Clarks is cutting 900 jobs as the loss-making British retailer grapples with the growth of online shoe shopping as well as the financial strain of coronavirus-related store closures.
The 195-year-old British brand, which employs nearly 10,000 people, said it was cutting nearly 1,000 head office staff as part of a turnaround plan.
Giorgio Presca, Clarks chief executive, who joined the business in 2019, said there were exciting opportunities ahead for the business but it needed to “make some difficult decisions to get there”. It is the second round of cuts since Presca – with experience at Diesel and Levi’s – took charge, with 170 positions going at the end of last year.
Clarks is also looking at the future of its vast store network, which spans 1,400 stores in 75 countries.
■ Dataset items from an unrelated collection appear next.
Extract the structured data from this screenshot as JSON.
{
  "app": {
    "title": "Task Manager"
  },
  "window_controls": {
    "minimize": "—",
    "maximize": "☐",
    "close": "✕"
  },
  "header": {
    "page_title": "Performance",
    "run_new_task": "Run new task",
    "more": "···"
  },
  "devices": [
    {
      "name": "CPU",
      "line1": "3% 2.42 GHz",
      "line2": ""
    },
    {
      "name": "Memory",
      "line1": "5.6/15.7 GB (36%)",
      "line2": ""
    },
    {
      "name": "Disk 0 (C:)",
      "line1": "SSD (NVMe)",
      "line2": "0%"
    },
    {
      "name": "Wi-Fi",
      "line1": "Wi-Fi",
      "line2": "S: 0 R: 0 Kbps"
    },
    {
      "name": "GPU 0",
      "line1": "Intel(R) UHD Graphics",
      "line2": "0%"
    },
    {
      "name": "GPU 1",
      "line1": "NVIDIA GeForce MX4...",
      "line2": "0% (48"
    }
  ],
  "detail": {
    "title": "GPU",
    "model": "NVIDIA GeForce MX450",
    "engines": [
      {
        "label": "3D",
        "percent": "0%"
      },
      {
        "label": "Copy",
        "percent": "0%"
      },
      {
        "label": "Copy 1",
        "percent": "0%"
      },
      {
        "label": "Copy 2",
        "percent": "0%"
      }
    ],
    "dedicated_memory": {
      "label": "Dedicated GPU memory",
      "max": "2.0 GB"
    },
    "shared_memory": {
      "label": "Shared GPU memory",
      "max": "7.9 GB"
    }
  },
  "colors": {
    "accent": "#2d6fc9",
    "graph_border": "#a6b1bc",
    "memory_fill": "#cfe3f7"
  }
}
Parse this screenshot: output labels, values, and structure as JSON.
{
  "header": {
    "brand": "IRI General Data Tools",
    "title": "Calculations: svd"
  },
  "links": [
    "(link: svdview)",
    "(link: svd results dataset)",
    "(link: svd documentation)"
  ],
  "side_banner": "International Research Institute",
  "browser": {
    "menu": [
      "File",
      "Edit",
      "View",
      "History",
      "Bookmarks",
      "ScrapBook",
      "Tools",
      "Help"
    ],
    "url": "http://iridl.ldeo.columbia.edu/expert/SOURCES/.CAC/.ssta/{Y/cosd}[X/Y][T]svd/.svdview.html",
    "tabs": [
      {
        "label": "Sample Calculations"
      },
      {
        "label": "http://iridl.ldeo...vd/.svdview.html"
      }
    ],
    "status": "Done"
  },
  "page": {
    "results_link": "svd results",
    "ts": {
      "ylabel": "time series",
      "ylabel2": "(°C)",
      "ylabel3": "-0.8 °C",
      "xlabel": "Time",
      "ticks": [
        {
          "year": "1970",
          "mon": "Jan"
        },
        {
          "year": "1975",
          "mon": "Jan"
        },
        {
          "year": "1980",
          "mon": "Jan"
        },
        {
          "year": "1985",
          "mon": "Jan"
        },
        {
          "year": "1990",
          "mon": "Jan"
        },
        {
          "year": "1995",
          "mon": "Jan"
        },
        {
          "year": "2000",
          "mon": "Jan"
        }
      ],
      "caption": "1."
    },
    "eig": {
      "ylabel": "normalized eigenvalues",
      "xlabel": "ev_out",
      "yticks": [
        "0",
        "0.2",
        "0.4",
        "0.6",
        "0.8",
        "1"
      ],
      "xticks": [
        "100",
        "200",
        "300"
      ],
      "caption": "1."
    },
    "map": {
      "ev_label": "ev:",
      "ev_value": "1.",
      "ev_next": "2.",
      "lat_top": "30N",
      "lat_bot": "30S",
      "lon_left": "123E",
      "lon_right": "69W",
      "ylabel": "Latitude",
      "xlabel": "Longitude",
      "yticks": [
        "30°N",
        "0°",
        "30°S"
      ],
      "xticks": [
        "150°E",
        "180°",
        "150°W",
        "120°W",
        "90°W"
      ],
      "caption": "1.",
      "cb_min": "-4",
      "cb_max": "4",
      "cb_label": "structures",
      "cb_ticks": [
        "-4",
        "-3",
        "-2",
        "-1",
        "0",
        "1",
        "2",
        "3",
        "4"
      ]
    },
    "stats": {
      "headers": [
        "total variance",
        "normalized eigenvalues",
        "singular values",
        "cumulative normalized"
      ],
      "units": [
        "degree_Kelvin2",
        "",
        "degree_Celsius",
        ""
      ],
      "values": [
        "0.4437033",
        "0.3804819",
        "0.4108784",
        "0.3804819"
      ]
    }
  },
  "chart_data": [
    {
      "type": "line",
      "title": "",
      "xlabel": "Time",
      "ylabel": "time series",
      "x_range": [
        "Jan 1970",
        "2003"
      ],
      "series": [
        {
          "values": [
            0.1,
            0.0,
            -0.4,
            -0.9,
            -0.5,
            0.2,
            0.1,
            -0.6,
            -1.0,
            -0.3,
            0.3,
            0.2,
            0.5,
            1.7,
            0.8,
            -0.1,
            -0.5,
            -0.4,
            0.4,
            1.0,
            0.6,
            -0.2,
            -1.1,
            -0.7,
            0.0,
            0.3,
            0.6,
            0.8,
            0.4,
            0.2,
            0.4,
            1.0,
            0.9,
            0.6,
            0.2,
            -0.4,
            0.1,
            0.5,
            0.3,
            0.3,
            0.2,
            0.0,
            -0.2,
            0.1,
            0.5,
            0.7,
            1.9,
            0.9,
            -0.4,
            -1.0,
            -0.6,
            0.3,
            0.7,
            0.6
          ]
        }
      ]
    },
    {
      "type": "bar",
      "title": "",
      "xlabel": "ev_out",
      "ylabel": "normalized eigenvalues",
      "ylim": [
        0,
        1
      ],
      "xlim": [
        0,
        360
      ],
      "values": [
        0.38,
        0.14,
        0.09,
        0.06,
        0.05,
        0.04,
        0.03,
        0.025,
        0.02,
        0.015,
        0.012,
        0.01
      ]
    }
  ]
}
It has about 500 stores and concessions in the UK.
Clarks started making shoes in Street, Somerset, in 1825, when James Clark realised he and his brother, Cyrus, could make slippers from the offcuts of their sheepskin rug business. Still in private hands, the company’s ownership is spread among descendants of the family dynasty. However, in recent years the company’s financial performance has been deteriorating with the firm making an £83m loss in 2019.
Patrick O’Brien, analyst at research firm GlobalData, said Clarks had too many stores, with the brand – famous for its children’s shoes and desert boots – losing its hold on British shoppers. “Clarks is in a typical mid-market squeeze: like M&S it is a heritage brand that has been too slow to adapt to a changing market – both in terms of product development and addressing the shift to online,” he said.
Like other non-essential retailers, Clarks was forced to close stores in March as Covid-19 swept across the world. Although stores in places such as China are reopening, the closures have put a strain on the company’s finances, which is working with advisers to ensure it can weather the storm.